Mejor se dan prisa en aprender
Nuestros parlamentarios deberían abordar cuanto antes un debate a fondo sobre el futuro del trabajo
Karl Popper, el filósofo de la sociedad abierta, que escribió un día contra el empeño de embutir a los ciudadanos en modelos previamente diseñados, se mostraría seguramente hoy inquieto por la facilidad con la que se pretende encuadrar y acomodar a los ciudadanos en esa nueva categoría de cosas que se llama gig economy. Según la definición de la BBC, la radio televisión estatal británica, que no cesa de hablar de estos asuntos, para probable pasmo de sus colegas, los directivos de RTVE, la gig economy puede ser definida como “un mercado laboral caracterizado por la prevalencia de contratos a corto plazo, al pago por pieza de trabajo o por trabajo freelance, como opuestos a los trabajos permanentes”.
The New Yorker, que le dedicó a este tema un amplio reportaje el pasado 15 de mayo, presentó un muestrario de gigging people, hombres y mujeres jóvenes o relativamente jóvenes, en su mayoría blancos y con un nivel razonable de educación, que viven de alquilar habitaciones a través de Airbnb, entregar paquetes usando Deliveroo, ofrecerse para solucionar pequeñas tareas domésticas a través de TaskRabbit, transportar personas de un lugar a otro gracias a Uber y, en fin, de echar unas horas al día gracias a una larga serie de plataformas “colaborativas”. El autor advierte que muchos expertos creen que esa será la manera de trabajar en el futuro, mejor dicho, que ese es el futuro del “trabajo americano” y que, a través de EE UU, se convertirá en el trabajo en cualquier parte del mundo.
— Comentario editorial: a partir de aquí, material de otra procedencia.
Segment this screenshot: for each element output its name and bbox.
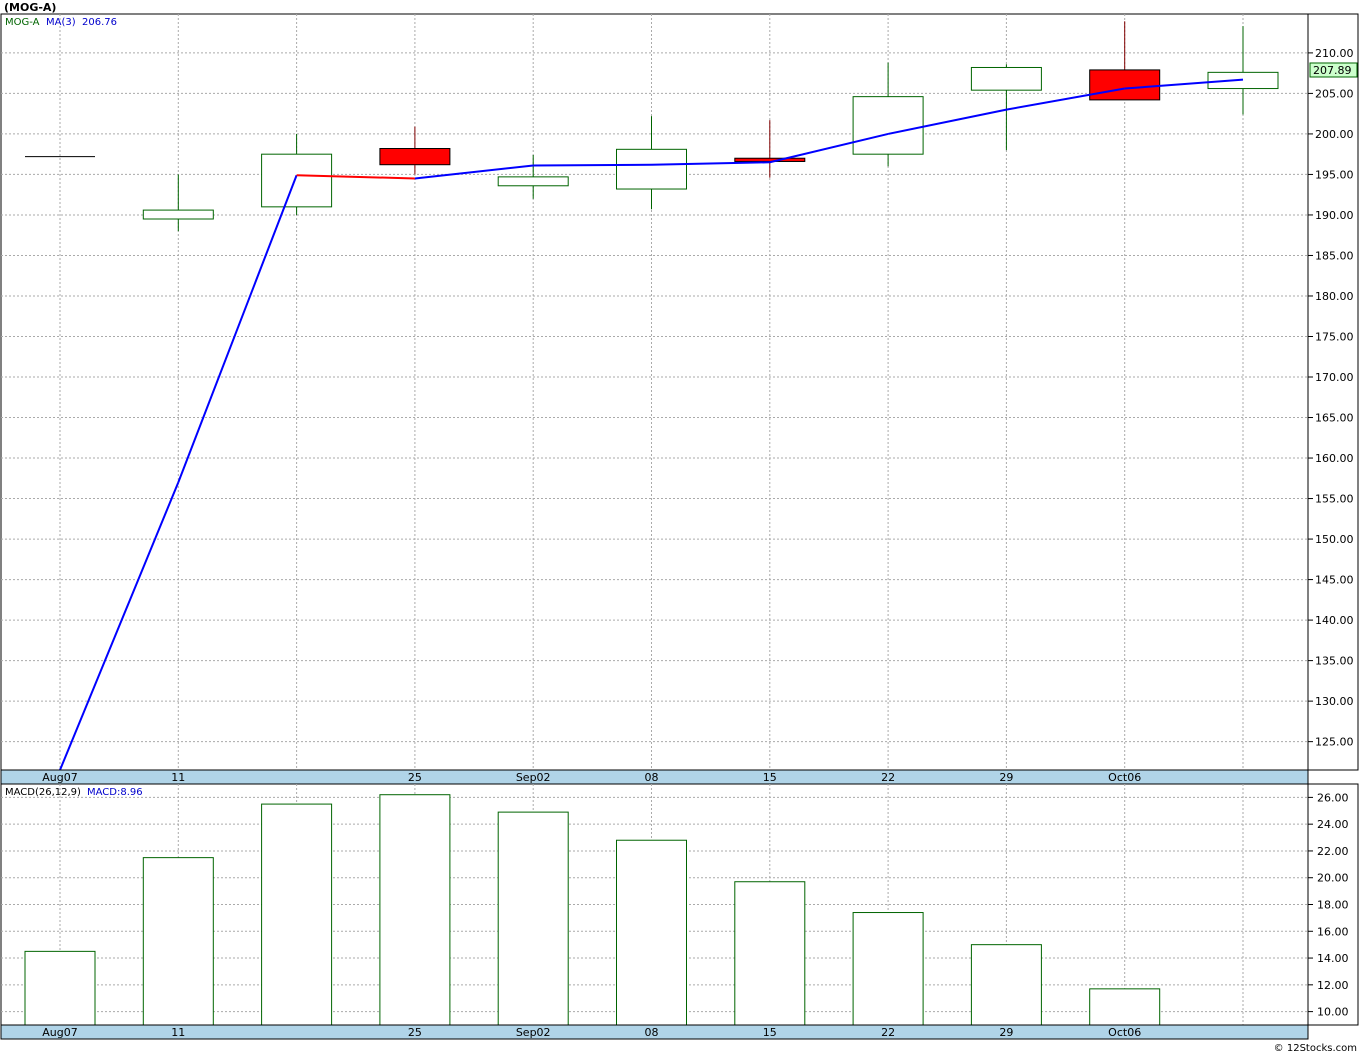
ma-legend-value: 206.76 xyxy=(82,17,117,28)
candle-body xyxy=(497,176,569,187)
macd-y-tick-label: 10.00 xyxy=(1317,1006,1349,1019)
price-y-tick-label: 160.00 xyxy=(1315,452,1354,465)
price-x-tick-label: 22 xyxy=(881,771,895,784)
price-x-tick-label: 15 xyxy=(763,771,777,784)
macd-y-tick-label: 22.00 xyxy=(1317,845,1349,858)
macd-y-tick-label: 16.00 xyxy=(1317,925,1349,938)
price-x-tick-label: Aug07 xyxy=(42,771,77,784)
macd-y-tick-label: 14.00 xyxy=(1317,952,1349,965)
macd-x-tick-label: 22 xyxy=(881,1026,895,1039)
macd-x-tick-label: 29 xyxy=(999,1026,1013,1039)
macd-bar xyxy=(379,794,451,1026)
macd-bar xyxy=(497,811,569,1026)
candle-body xyxy=(734,157,806,162)
price-panel-frame xyxy=(0,13,1359,771)
macd-legend-value: MACD:8.96 xyxy=(87,787,143,798)
candle-body xyxy=(261,153,333,208)
candle-body xyxy=(970,66,1042,91)
macd-y-tick-label: 12.00 xyxy=(1317,979,1349,992)
price-y-tick-label: 150.00 xyxy=(1315,533,1354,546)
price-y-tick-label: 205.00 xyxy=(1315,87,1354,100)
price-x-tick-label: Sep02 xyxy=(516,771,551,784)
macd-bar xyxy=(142,857,214,1026)
price-y-tick-label: 180.00 xyxy=(1315,290,1354,303)
macd-x-tick-label: 15 xyxy=(763,1026,777,1039)
price-x-tick-label: 11 xyxy=(171,771,185,784)
macd-legend-label: MACD(26,12,9) xyxy=(5,787,81,798)
chart-title: (MOG-A) xyxy=(4,1,56,14)
price-x-tick-label: Oct06 xyxy=(1108,771,1141,784)
macd-y-tick-label: 18.00 xyxy=(1317,899,1349,912)
price-y-tick-label: 145.00 xyxy=(1315,574,1354,587)
macd-bar xyxy=(24,950,96,1026)
macd-bar xyxy=(261,803,333,1026)
price-y-tick-label: 170.00 xyxy=(1315,371,1354,384)
ma-legend-label: MA(3) xyxy=(46,17,76,28)
price-y-tick-label: 155.00 xyxy=(1315,493,1354,506)
macd-bar xyxy=(852,912,924,1026)
price-y-tick-label: 125.00 xyxy=(1315,736,1354,749)
price-legend: MOG-A xyxy=(5,17,40,28)
price-y-tick-label: 165.00 xyxy=(1315,412,1354,425)
macd-x-tick-label: 11 xyxy=(171,1026,185,1039)
copyright-text: © 12Stocks.com xyxy=(1274,1043,1357,1054)
last-price-label: 207.89 xyxy=(1313,64,1352,77)
macd-y-tick-label: 24.00 xyxy=(1317,818,1349,831)
price-y-tick-label: 135.00 xyxy=(1315,655,1354,668)
macd-bar xyxy=(1089,988,1161,1026)
price-x-tick-label: 25 xyxy=(408,771,422,784)
price-y-tick-label: 140.00 xyxy=(1315,614,1354,627)
candle-body xyxy=(379,148,451,166)
macd-x-tick-label: Aug07 xyxy=(42,1026,77,1039)
macd-bar xyxy=(616,839,687,1026)
price-y-tick-label: 210.00 xyxy=(1315,47,1354,60)
macd-bar xyxy=(970,944,1042,1026)
candle-body xyxy=(142,209,214,220)
macd-bar xyxy=(734,881,806,1026)
price-y-tick-label: 200.00 xyxy=(1315,128,1354,141)
price-y-tick-label: 195.00 xyxy=(1315,168,1354,181)
ma-segment xyxy=(533,163,652,167)
price-y-tick-label: 185.00 xyxy=(1315,249,1354,262)
macd-x-tick-label: 08 xyxy=(645,1026,659,1039)
macd-x-tick-label: Sep02 xyxy=(516,1026,551,1039)
macd-x-tick-label: 25 xyxy=(408,1026,422,1039)
price-y-tick-label: 190.00 xyxy=(1315,209,1354,222)
macd-x-tick-label: Oct06 xyxy=(1108,1026,1141,1039)
price-y-tick-label: 175.00 xyxy=(1315,330,1354,343)
macd-y-tick-label: 20.00 xyxy=(1317,872,1349,885)
candle-body xyxy=(852,96,924,155)
candle-body xyxy=(616,148,687,190)
price-x-tick-label: 08 xyxy=(645,771,659,784)
candle-body xyxy=(1089,69,1161,101)
stock-chart: 125.00 130.00 135.00 140.00 145.00 150.00 155.… xyxy=(0,1,1359,1054)
macd-y-tick-label: 26.00 xyxy=(1317,791,1349,804)
price-x-tick-label: 29 xyxy=(999,771,1013,784)
price-y-tick-label: 130.00 xyxy=(1315,695,1354,708)
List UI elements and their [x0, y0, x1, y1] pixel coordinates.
Pero también observa que es una equivocación pensar que la gigging people es la misma que los antiguos trabajadores, que han pasado de limpiar baños en el Hilton como asalariados, a hacer lo mismo como freelance, distribuyendo mejor sus horas y su vida. No, parece que no hay muchos vasos comunicantes y que los que pierden ese trabajo asalariado fijo no son los mismos que se acomodan a la economía gig. Quizás para ese sector se hayan inventado en Europa los bancos de alimentos, que ya existen desde hace muchos años en Estados Unidos, solo que allí se llaman “cupones de comida”, organizados por el Programa Asistencial de Nutrición Suplementaria, y que a fecha de 1 de enero de 2016 acogía a 45,4 millones de personas.
Lo más curioso de todo este proceso es que la gig economy, esos nuevos moldes en los que se van metiendo muchos ciudadanos, a empujones o voluntariamente, afecta a los llamados trabajos asalariados de toda la vida, pero no a las cúpulas de las empresas colaborativas, cuyos ejecutivos siguen laborando ellos mismos con parámetros muy parecidos a los de hace 20 años. ¡Que poco cambia su vida y cuánto exigen que cambie la de los demás!
Sea como sea, el debate sobre el trabajo se ha convertido en prioritario para cientos de millones de personas y asombra que el Parlamento español no haya sido capaz todavía de encargar un libro blanco sobre el que debatir, primero en sesiones abiertas y luego en comisiones donde sea posible estudiar propuestas concretas. En España hay excelentes especialistas en la materia, dentro y fuera de los sindicatos, que acumulan estudios y análisis y que, seguramente, podrían ayudar a los diputados y senadores a conocer mejor el principal problema al que se enfrentan sus representados.
Nuestros parlamentarios deberían darse prisa en aprender porque es posible que dentro de muy poco ya no baste con aludir a cuatro lugares comunes, procedentes de un argumentario sectario. La gigging people quizás busque información por su cuenta y encuentre la manera de defenderse, pero los asalariados de toda la vida (algunos taxistas incluidos) empiezan ya a buscar piedras.